Leo frowns. “But you can’t be alone for the rest of your life, either. She wouldn’t want that for you.”
“No, you’re right. I don’t think she would.
” And I don’t want to be. I want Asher. I want to be worthy of the love he is offering.
But I need to be able to give him something equal in return.
Not this broken, half-dead thing I’d been carrying around for the last six years.
“But you don’t have to worry about me, cub.
I’m going to be alright.” I give him a smile and move to stand.
Leo follows and then, completely unprovoked, steps forward and throws his arms around me to squeeze me tightly.
“I’m sorry, Dad,” he says, sounding very genuine. “About everything.”
“You’ve nothing to apologise for, Leo. I’m the one who should be sorry. Things are going to be different now, I promise.”
“I believe it,” he says. “We’ll be there for each other, okay? No matter what?”
“No matter what.”
When I pull back, he gives me a beaming smile. “And look, if you want to have a boyfriend who’s like, my age, then cool. Go for it.”
“Well, thanks for the permission, son.”
“You’re welcome.”
“Now. You’re going to tell me everything about this film of yours.
How on earth it happened, what it’s about, what your part is, everything.
” He looks overjoyed and excited as he begins to tell me about how he was approached on Gloucester Road outside a Starbucks by a casting agent right after Sabrina broke up with him.
I love seeing him like this, grey eyes—so like his mother’s—bright and sharp with thrill.
It’s as enthusiastic as I’ve heard him talk about anything for a long time.

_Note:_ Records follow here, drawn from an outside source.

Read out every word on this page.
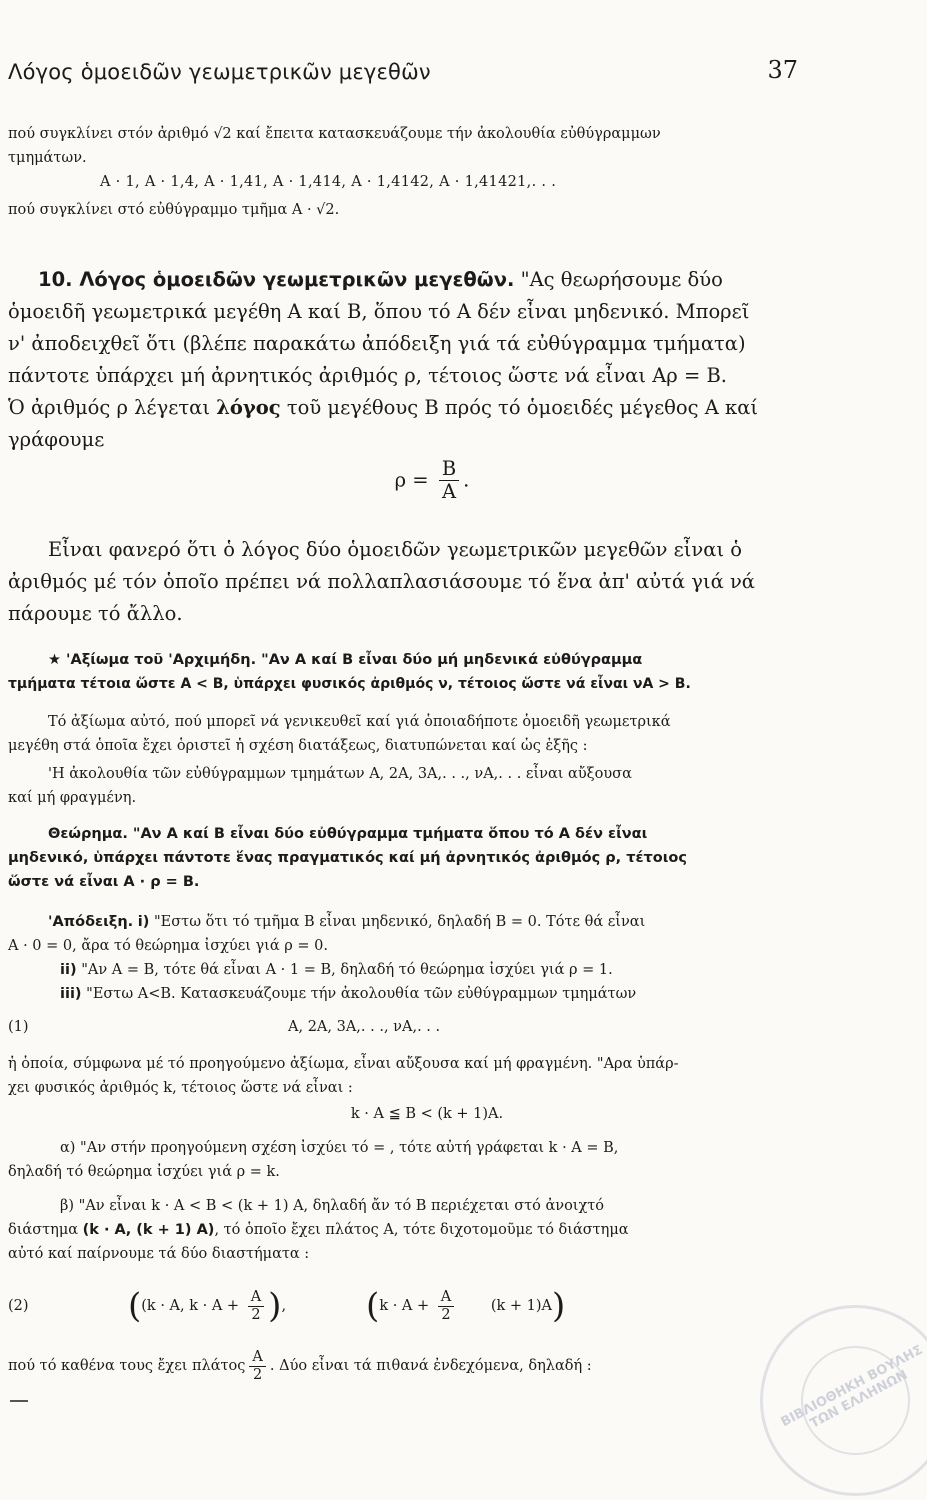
Λόγος ὁμοειδῶν γεωμετρικῶν μεγεθῶν	37

πού συγκλίνει στόν ἀριθμό √2 καί ἔπειτα κατασκευάζουμε τήν ἀκολουθία εὐθύγραμμων

τμημάτων.

Α · 1, Α · 1,4, Α · 1,41, Α · 1,414, Α · 1,4142, Α · 1,41421,. . .

πού συγκλίνει στό εὐθύγραμμο τμῆμα Α · √2.

10. Λόγος ὁμοειδῶν γεωμετρικῶν μεγεθῶν. "Ας θεωρήσουμε δύο

ὁμοειδῆ γεωμετρικά μεγέθη Α καί Β, ὅπου τό Α δέν εἶναι μηδενικό. Μπορεῖ

ν' ἀποδειχθεῖ ὅτι (βλέπε παρακάτω ἀπόδειξη γιά τά εὐθύγραμμα τμήματα)

πάντοτε ὑπάρχει μή ἀρνητικός ἀριθμός ρ, τέτοιος ὥστε νά εἶναι Αρ = Β.

Ὁ ἀριθμός ρ λέγεται λόγος τοῦ μεγέθους Β πρός τό ὁμοειδές μέγεθος Α καί

γράφουμε

$\rho = \frac{B}{A}$ .

Εἶναι φανερό ὅτι ὁ λόγος δύο ὁμοειδῶν γεωμετρικῶν μεγεθῶν εἶναι ὁ

ἀριθμός μέ τόν ὁποῖο πρέπει νά πολλαπλασιάσουμε τό ἕνα ἀπ' αὐτά γιά νά

πάρουμε τό ἄλλο.

★ 'Αξίωμα τοῦ 'Αρχιμήδη. "Αν Α καί Β εἶναι δύο μή μηδενικά εὐθύγραμμα

τμήματα τέτοια ὥστε Α < Β, ὑπάρχει φυσικός ἀριθμός ν, τέτοιος ὥστε νά εἶναι νΑ > Β.

Τό ἀξίωμα αὐτό, πού μπορεῖ νά γενικευθεῖ καί γιά ὁποιαδήποτε ὁμοειδῆ γεωμετρικά

μεγέθη στά ὁποῖα ἔχει ὁριστεῖ ἡ σχέση διατάξεως, διατυπώνεται καί ὡς ἑξῆς :

'Η ἀκολουθία τῶν εὐθύγραμμων τμημάτων Α, 2Α, 3Α,. . ., νΑ,. . . εἶναι αὔξουσα

καί μή φραγμένη.

Θεώρημα. "Αν Α καί Β εἶναι δύο εὐθύγραμμα τμήματα ὅπου τό Α δέν εἶναι

μηδενικό, ὑπάρχει πάντοτε ἕνας πραγματικός καί μή ἀρνητικός ἀριθμός ρ, τέτοιος

ὥστε νά εἶναι Α · ρ = Β.

'Απόδειξη. i) "Εστω ὅτι τό τμῆμα Β εἶναι μηδενικό, δηλαδή Β = 0. Τότε θά εἶναι

Α · 0 = 0, ἄρα τό θεώρημα ἰσχύει γιά ρ = 0.

ii) "Αν Α = Β, τότε θά εἶναι Α · 1 = Β, δηλαδή τό θεώρημα ἰσχύει γιά ρ = 1.

iii) "Εστω Α<Β. Κατασκευάζουμε τήν ἀκολουθία τῶν εὐθύγραμμων τμημάτων

(1)	Α, 2Α, 3Α,. . ., νΑ,. . .

ἡ ὁποία, σύμφωνα μέ τό προηγούμενο ἀξίωμα, εἶναι αὔξουσα καί μή φραγμένη. "Αρα ὑπάρ-

χει φυσικός ἀριθμός k, τέτοιος ὥστε νά εἶναι :

k · Α ≦ Β < (k + 1)Α.

α) "Αν στήν προηγούμενη σχέση ἰσχύει τό = , τότε αὐτή γράφεται k · Α = Β,

δηλαδή τό θεώρημα ἰσχύει γιά ρ = k.

β) "Αν εἶναι k · Α < Β < (k + 1) Α, δηλαδή ἄν τό Β περιέχεται στό ἀνοιχτό

διάστημα (k · Α, (k + 1) Α), τό ὁποῖο ἔχει πλάτος Α, τότε διχοτομοῦμε τό διάστημα

αὐτό καί παίρνουμε τά δύο διαστήματα :

(2)	((k · Α, $k \cdot A + \frac{A}{2}$ ),	($k \cdot A + \frac{A}{2}$	(k + 1)Α)
πού τό καθένα τους ἔχει πλάτος $\frac{A}{2}$ . Δύο εἶναι τά πιθανά ἐνδεχόμενα, δηλαδή :	ΒΙΒΛΙΟΘΗΚΗ ΒΟΥΛΗΣ ΤΩΝ ΕΛΛΗΝΩΝ
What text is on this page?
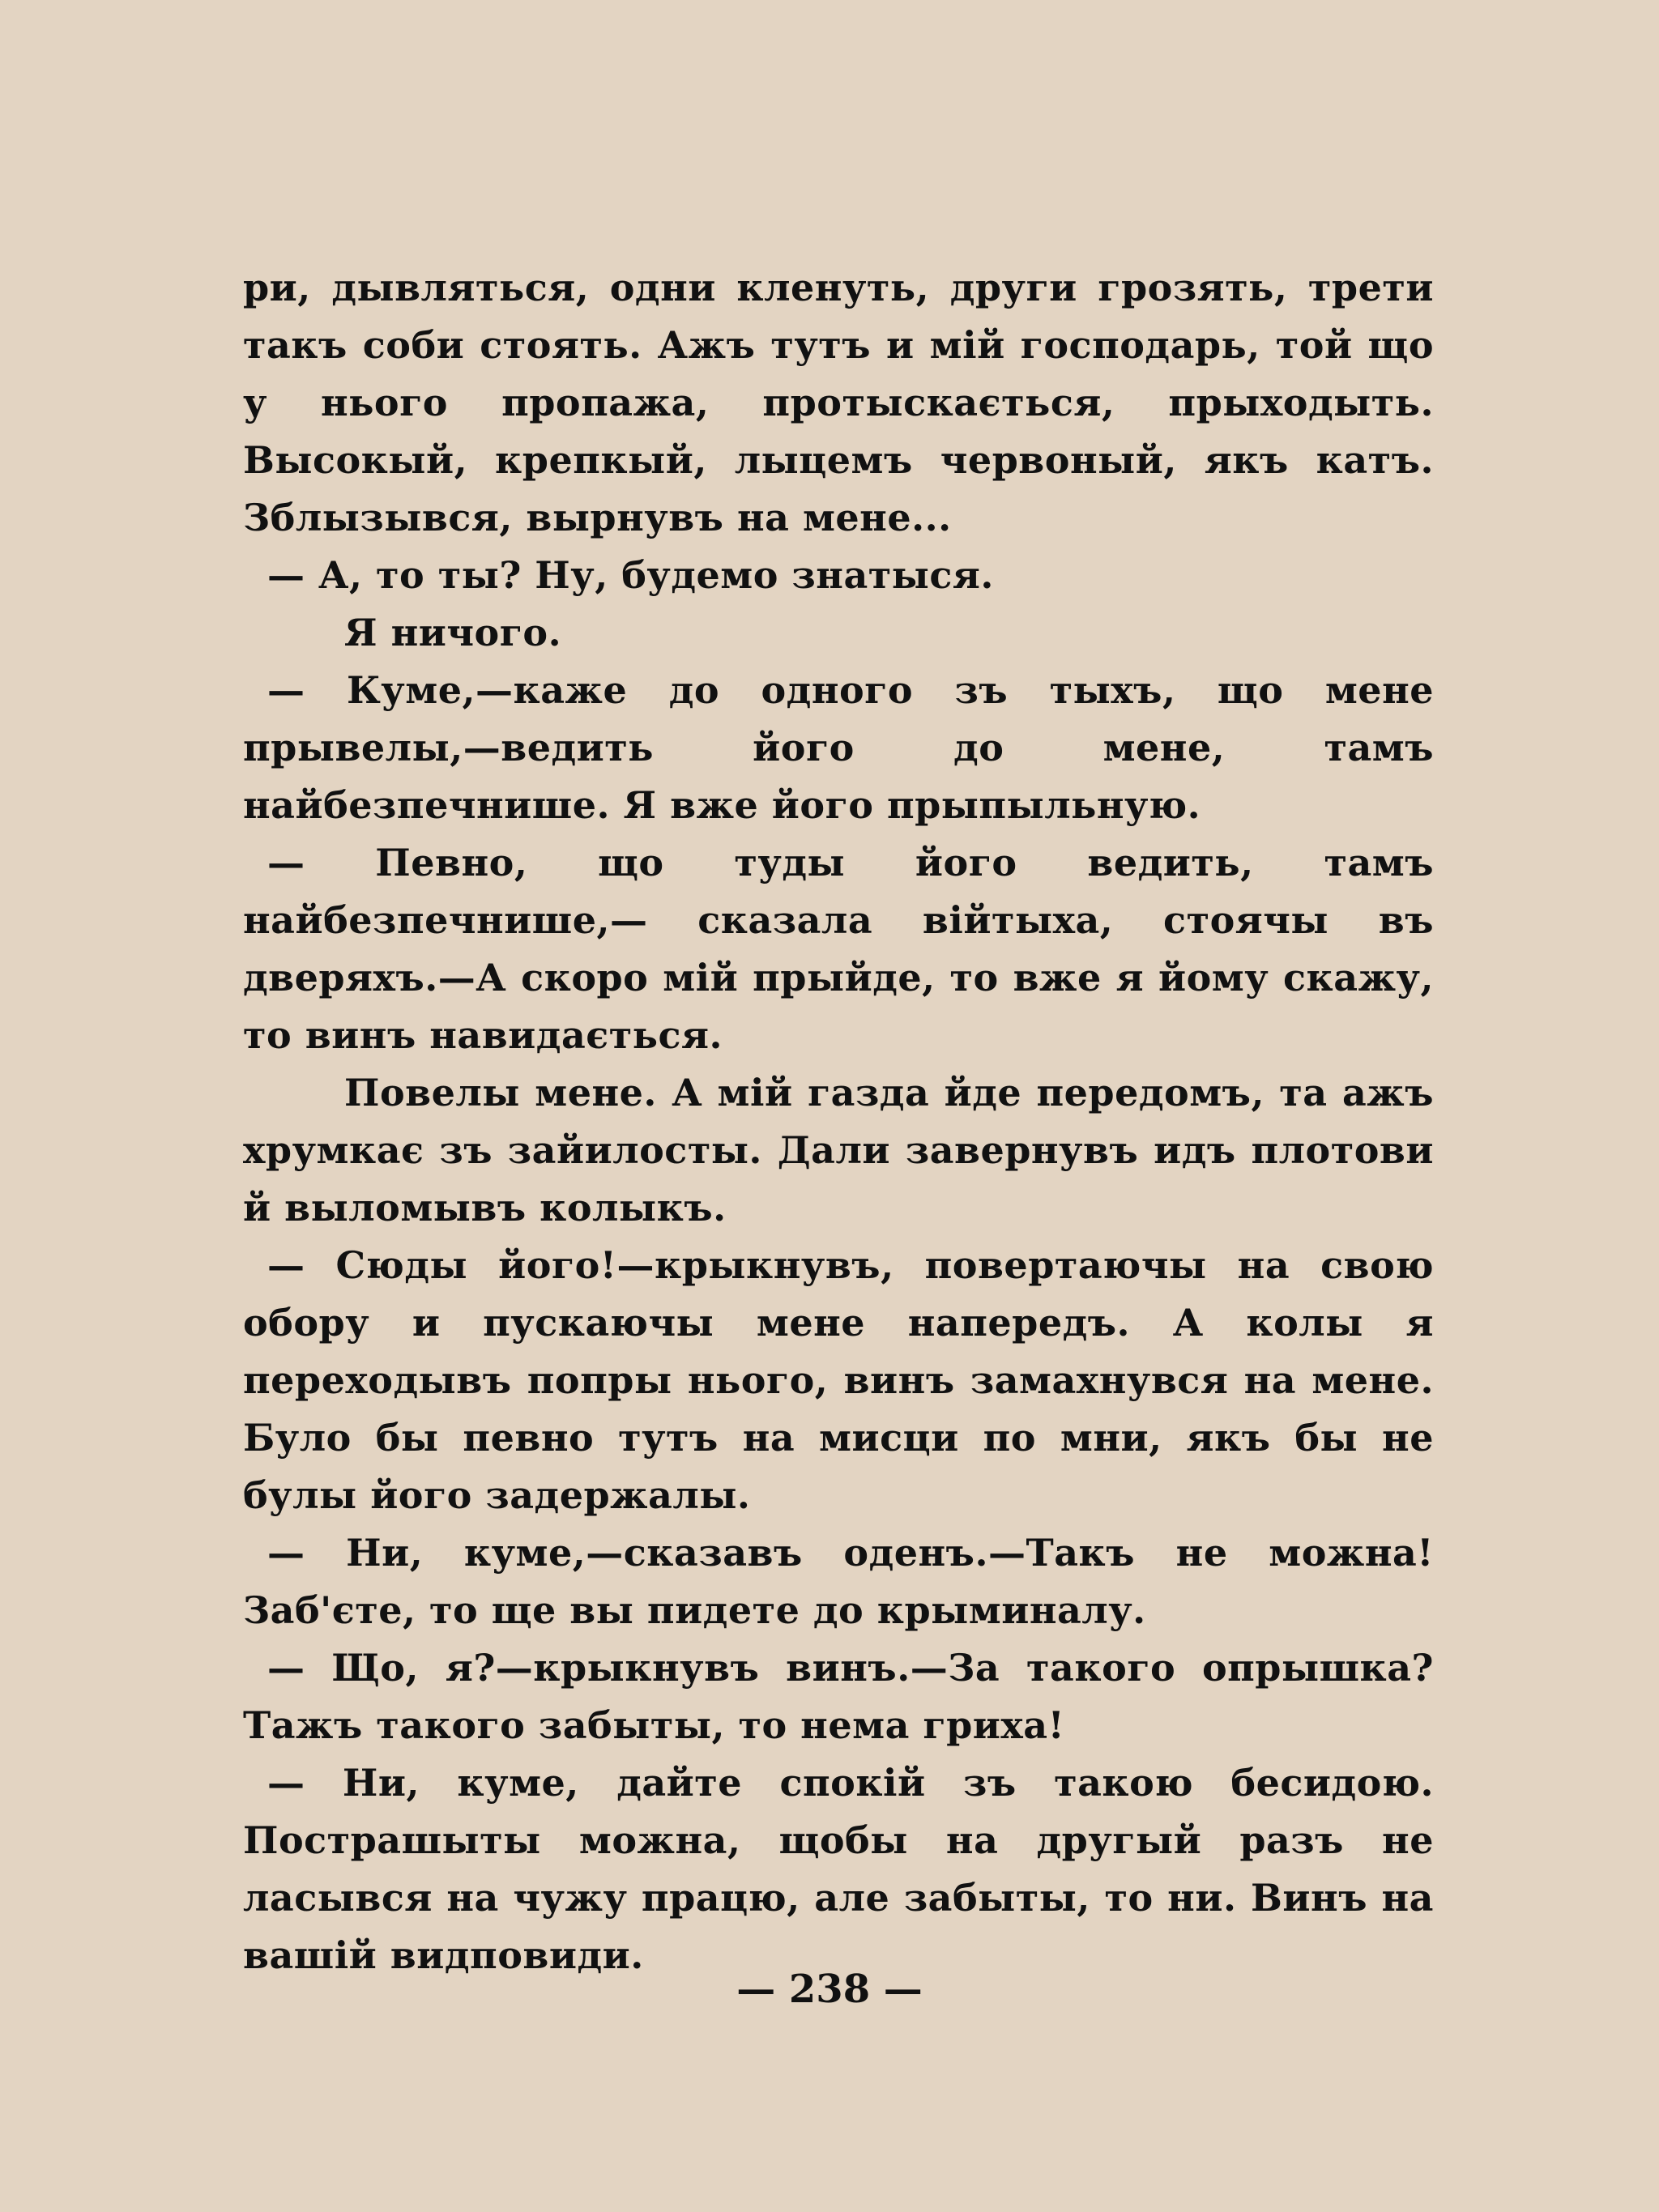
ри, дывляться, одни кленуть, други грозять, трети такъ соби стоять. Ажъ тутъ и мій господарь, той що у нього пропажа, протыскається, прыходыть. Высокый, крепкый, лыцемъ червоный, якъ катъ. Зблызывся, вырнувъ на мене...

— А, то ты? Ну, будемо знатыся.

Я ничого.

— Куме,—каже до одного зъ тыхъ, що мене прывелы,—ведить його до мене, тамъ найбезпечнише. Я вже його прыпыльную.

— Певно, що туды його ведить, тамъ найбезпечнише,— сказала війтыха, стоячы въ дверяхъ.—А скоро мій прыйде, то вже я йому скажу, то винъ навидається.

Повелы мене. А мій газда йде передомъ, та ажъ хрумкає зъ зайилосты. Дали завернувъ идъ плотови й выломывъ колыкъ.

— Сюды його!—крыкнувъ, повертаючы на свою обору и пускаючы мене напередъ. А колы я переходывъ попры нього, винъ замахнувся на мене. Було бы певно тутъ на мисци по мни, якъ бы не булы його задержалы.

— Ни, куме,—сказавъ оденъ.—Такъ не можна! Заб'єте, то ще вы пидете до крыминалу.

— Що, я?—крыкнувъ винъ.—За такого опрышка? Тажъ такого забыты, то нема гриха!

— Ни, куме, дайте спокій зъ такою бесидою. Пострашыты можна, щобы на другый разъ не ласывся на чужу працю, але забыты, то ни. Винъ на вашій видповиди.

— 238 —
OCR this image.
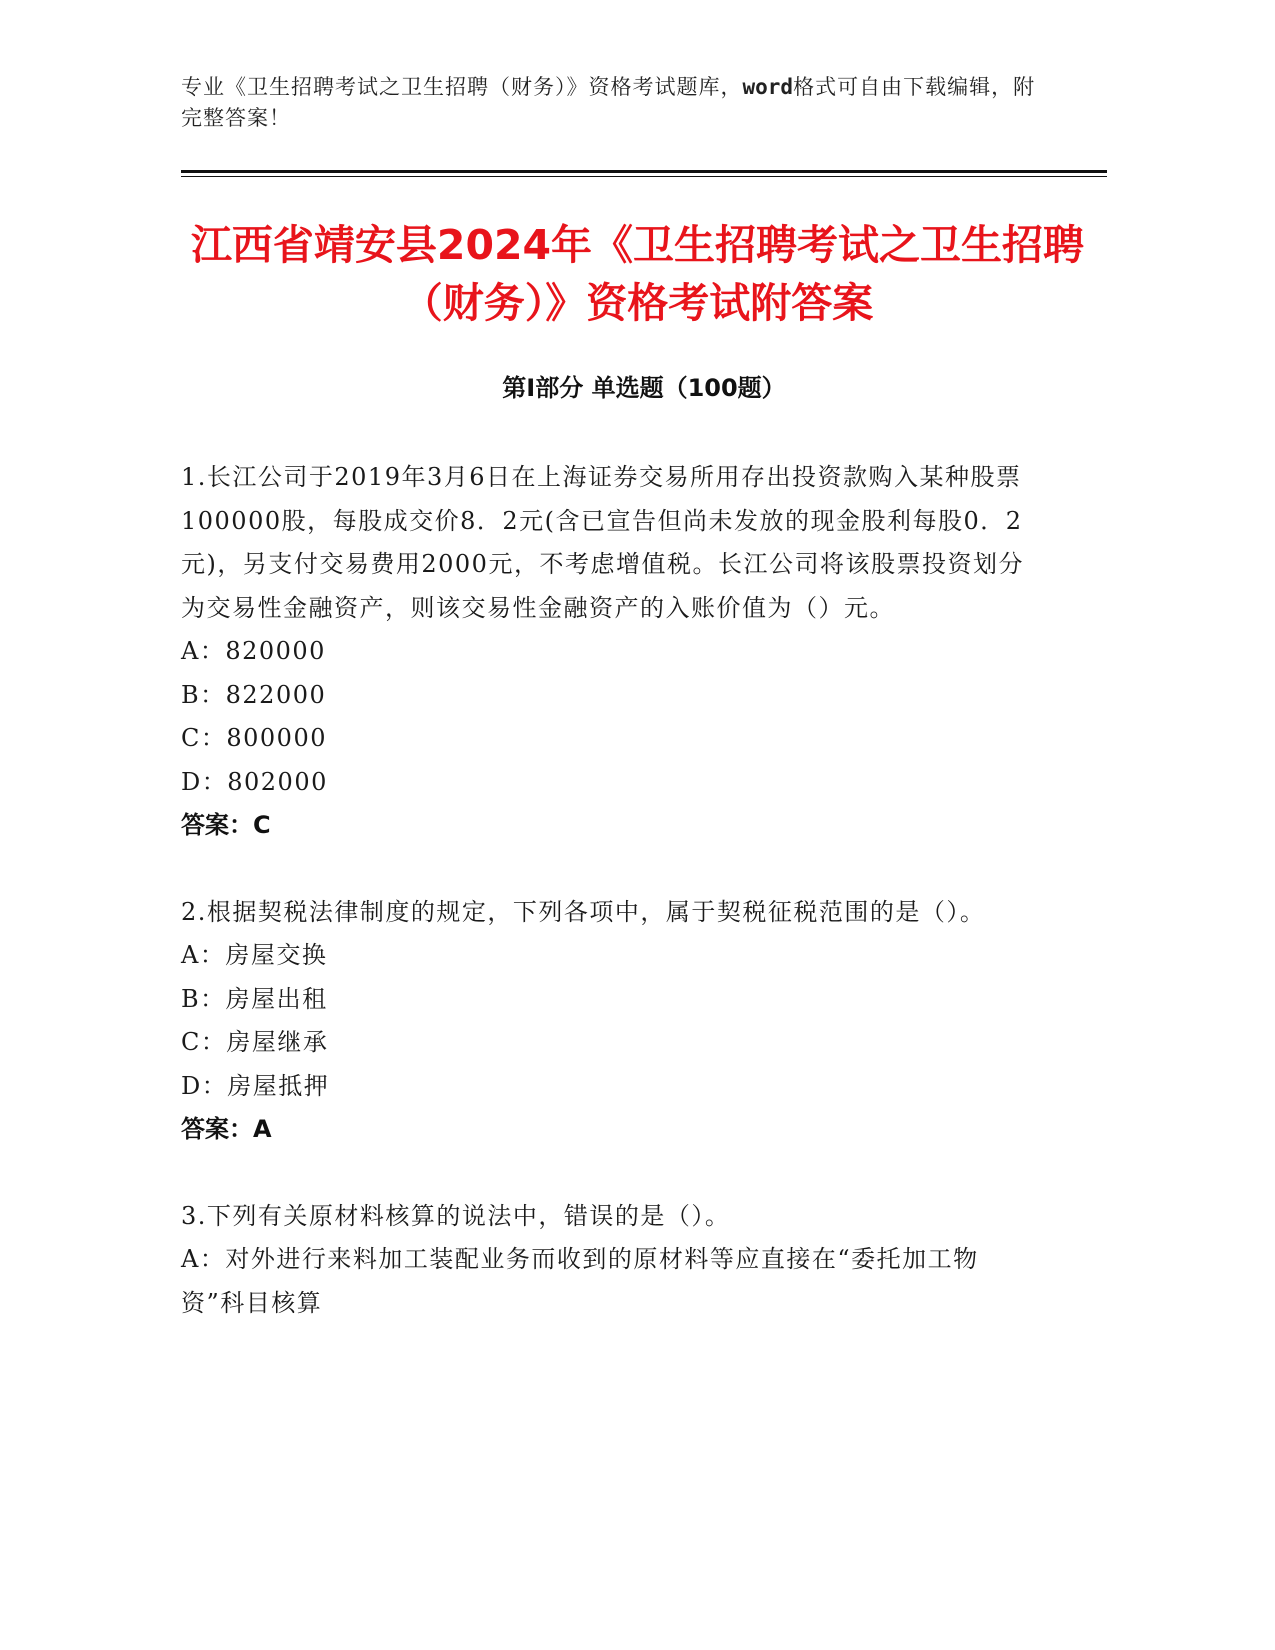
专业《卫生招聘考试之卫生招聘（财务）》资格考试题库，word格式可自由下载编辑，附完整答案！
江西省靖安县2024年《卫生招聘考试之卫生招聘（财务）》资格考试附答案
第Ⅰ部分 单选题（100题）
1.长江公司于2019年3月6日在上海证券交易所用存出投资款购入某种股票100000股，每股成交价8．2元(含已宣告但尚未发放的现金股利每股0．2元)，另支付交易费用2000元，不考虑增值税。长江公司将该股票投资划分为交易性金融资产，则该交易性金融资产的入账价值为（）元。
A：820000
B：822000
C：800000
D：802000
答案：C
2.根据契税法律制度的规定，下列各项中，属于契税征税范围的是（）。
A：房屋交换
B：房屋出租
C：房屋继承
D：房屋抵押
答案：A
3.下列有关原材料核算的说法中，错误的是（）。
A：对外进行来料加工装配业务而收到的原材料等应直接在“委托加工物资”科目核算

It’s not a lead role, but it’s an important one, he tells me, and the producer has another project after this that he thinks Leo would be great for.
He’s auditioning in London for it in a few weeks’ time.
He’s buoyant with hope and anticipation for the future, and it’s impossible not to let a little bit of it seep into me, too.
Things are going to be different now. Things are already different because this is the most Leo and I have spoken in months.
I almost want to call Asher and tell him the news, that the weight of indecision that has been stifling me for weeks has been lifted, and that someday soon, if he’ll still have me, I’ll be able to give him what he wants and needs.
But he deserves to live, now. Love, now, if that’s what he wants.
He is too full of love to be tied to me while I work through this mess. He’ll flourish. He’ll live. He’ll love.
And when we meet again, I will be whole and willing and ready to love him back.